Von der kommunalen Neugliederung bis heute
Im Rahmen der kommunalen Neugliederung im Jahre 1975 entstand aus den früheren Kreisen Köln und Bergheim sowie Teilen des Kreises Euskirchen der heutige Rhein-Erft-Kreis. Er umfasst die 10 Kommunen Bedburg, Bergheim, Brühl, Elsdorf, Erftstadt, Frechen, Hürth, Kerpen, Pulheim und Wesseling.
Die Wappen der ehemaligen Kreise sind erloschen. Im neuen Wappen des Rhein-Erft-Kreises wird der Name durch das grüne Schildhaupt zum Ausdruck gebracht, in dem das Silberband die Erft darstellt. Der schwarze Jülicher Löwe (mit roter Zunge auf goldenem Fond) und das kurkölnische schwarze Kreuz (auf silbernem Fond) erinnern dagegen an die alten Territorien und früheren Landesherren, die Herzöge von Jülich und das Kurfürstentum in Köln.

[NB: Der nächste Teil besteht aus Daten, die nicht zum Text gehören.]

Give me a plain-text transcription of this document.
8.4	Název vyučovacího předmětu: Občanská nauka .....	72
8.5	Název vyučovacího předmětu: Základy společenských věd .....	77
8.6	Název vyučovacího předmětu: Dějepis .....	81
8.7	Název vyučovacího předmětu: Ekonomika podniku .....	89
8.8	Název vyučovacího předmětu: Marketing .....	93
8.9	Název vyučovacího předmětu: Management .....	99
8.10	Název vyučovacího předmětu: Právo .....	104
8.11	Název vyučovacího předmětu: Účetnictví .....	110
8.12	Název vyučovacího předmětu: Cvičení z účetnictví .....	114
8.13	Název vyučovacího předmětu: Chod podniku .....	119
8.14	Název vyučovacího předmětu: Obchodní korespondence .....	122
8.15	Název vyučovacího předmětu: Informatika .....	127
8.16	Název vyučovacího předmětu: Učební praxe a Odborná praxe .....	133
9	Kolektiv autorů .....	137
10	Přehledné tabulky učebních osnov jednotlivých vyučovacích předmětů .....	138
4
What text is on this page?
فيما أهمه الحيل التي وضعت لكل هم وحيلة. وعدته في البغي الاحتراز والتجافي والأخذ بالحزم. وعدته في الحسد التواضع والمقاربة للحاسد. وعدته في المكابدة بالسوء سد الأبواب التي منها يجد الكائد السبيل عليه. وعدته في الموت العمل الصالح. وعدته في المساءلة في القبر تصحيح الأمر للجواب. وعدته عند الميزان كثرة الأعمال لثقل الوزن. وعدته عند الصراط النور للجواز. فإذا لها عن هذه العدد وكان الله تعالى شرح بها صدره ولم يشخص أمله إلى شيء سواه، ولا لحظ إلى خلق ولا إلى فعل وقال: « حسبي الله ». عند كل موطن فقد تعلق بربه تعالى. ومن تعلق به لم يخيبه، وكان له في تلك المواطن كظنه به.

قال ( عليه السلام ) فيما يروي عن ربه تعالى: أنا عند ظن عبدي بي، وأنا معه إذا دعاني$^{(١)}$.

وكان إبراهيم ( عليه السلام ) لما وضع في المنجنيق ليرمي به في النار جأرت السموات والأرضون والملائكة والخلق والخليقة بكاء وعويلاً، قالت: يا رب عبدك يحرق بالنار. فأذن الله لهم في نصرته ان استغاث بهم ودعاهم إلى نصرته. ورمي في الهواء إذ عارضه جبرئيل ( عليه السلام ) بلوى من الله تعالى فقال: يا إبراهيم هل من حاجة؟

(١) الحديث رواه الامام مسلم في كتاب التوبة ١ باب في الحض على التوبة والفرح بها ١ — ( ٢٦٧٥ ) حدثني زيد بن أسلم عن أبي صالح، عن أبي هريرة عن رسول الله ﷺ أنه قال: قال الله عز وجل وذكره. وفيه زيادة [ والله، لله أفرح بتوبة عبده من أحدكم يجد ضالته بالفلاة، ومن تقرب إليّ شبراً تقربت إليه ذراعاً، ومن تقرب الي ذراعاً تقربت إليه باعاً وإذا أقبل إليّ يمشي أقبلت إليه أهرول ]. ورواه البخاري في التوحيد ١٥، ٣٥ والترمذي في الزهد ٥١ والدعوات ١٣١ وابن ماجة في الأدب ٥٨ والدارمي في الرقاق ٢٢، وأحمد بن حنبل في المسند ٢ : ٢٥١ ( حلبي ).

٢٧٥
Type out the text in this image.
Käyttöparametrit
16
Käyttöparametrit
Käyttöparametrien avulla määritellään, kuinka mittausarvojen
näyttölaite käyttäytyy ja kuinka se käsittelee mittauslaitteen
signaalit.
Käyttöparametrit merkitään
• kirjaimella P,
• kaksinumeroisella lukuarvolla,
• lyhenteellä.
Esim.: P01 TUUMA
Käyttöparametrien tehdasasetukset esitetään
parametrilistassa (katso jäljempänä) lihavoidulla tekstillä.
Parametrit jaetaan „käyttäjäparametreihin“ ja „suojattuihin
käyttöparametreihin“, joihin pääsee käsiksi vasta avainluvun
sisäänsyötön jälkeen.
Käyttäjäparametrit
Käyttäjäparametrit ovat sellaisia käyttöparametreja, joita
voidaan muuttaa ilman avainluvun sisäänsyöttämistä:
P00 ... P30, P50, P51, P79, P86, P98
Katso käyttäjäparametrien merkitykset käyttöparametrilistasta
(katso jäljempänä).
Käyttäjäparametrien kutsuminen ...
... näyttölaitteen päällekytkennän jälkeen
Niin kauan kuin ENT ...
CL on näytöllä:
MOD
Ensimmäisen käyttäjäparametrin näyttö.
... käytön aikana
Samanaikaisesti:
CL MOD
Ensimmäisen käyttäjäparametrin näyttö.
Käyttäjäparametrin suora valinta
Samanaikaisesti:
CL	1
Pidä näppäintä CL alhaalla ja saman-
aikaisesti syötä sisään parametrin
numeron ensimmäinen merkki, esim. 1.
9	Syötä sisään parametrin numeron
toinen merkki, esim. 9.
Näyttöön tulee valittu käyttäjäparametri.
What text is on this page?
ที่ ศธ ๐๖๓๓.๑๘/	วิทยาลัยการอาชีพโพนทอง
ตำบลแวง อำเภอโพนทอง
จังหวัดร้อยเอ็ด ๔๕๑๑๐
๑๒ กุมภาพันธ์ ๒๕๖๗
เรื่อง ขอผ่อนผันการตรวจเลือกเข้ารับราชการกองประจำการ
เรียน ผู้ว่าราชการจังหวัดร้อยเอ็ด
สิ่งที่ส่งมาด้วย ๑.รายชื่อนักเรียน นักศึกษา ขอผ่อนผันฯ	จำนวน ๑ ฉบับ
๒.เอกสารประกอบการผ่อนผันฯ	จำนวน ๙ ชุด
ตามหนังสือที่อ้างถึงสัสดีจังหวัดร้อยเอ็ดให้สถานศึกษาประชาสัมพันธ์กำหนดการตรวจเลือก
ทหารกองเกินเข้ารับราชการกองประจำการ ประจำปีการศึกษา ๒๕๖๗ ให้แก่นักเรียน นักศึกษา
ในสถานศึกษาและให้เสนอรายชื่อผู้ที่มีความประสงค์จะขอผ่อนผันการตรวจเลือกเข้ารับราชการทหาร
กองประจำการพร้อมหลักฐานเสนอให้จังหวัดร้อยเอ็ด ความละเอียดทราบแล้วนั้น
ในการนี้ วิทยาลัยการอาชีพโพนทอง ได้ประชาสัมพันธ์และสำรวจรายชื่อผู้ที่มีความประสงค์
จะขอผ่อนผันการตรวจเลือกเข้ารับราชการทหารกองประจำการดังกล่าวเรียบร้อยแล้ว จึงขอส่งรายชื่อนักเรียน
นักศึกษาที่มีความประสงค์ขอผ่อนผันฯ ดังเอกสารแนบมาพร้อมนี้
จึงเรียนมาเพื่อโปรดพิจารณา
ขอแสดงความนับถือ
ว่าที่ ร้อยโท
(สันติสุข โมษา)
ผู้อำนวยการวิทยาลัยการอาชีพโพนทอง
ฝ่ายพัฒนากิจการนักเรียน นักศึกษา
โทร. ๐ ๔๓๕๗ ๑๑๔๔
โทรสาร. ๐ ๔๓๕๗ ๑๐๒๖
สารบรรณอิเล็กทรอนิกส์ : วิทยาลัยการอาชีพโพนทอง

Der Rhein-Erft-Kreis hat sich seit seiner Entstehung fast vollständig gewandelt. Landwirtschaft, Braunkohletagebau und große chemische Betriebe stellten lange Zeit die wirtschaftliche Basis des Kreises dar. Auf der einen Seite wurde hier der Grundstein für eine wirtschaftlich starke Branche gelegt, auf der anderen Seite implizieren Monostrukturen auch ein nicht unerhebliches Risiko für den Standort und fordern deshalb die kommunalen Handlungsträger ständig heraus, den Weg für neue Unternehmen zu ebnen. Dies wurde geschafft. Neben den traditionellen Bereichen wandelt sich der Kreis in großen Schritten zum Dienstleistungszentrum mit einer breiten Palette innovativer mittelständischer Unternehmen. Bei den Industrieumsätzen zeigt sich immer noch ein Vorsprung der sich kontinuierlich entwickelnden Bereiche Chemie und Energie, aber Wachstumsbranchen wie EDV, Medien oder Umweltschutztechnologien stehen den Großbetrieben mittlerweile fast gleichwertig gegenüber.
Fühlungsvorteile, verkehrsgünstige Gewerbeflächen und ihre moderate Preisgestaltung haben sicherlich mit dazu beigetragen, dass der Rhein-Erft-Kreis heute einer der wirtschaftlich stärksten Kreise in Nordrhein-Westfalen ist. Auch die Braunkohle hat günstige Konditionen für Betriebsgründungen und -verlagerungen eröffnet. Ein Faktor, der deutlich zur Attraktivität des Standortes beiträgt, ist die wirtschaftsgeographisch günstige Lage. Benachbarte Wirtschafts- Dienstleistungs- und Forschungszentren in Köln, Düsseldorf, Bonn und Aachen sind schnell und bequem zu erreichen.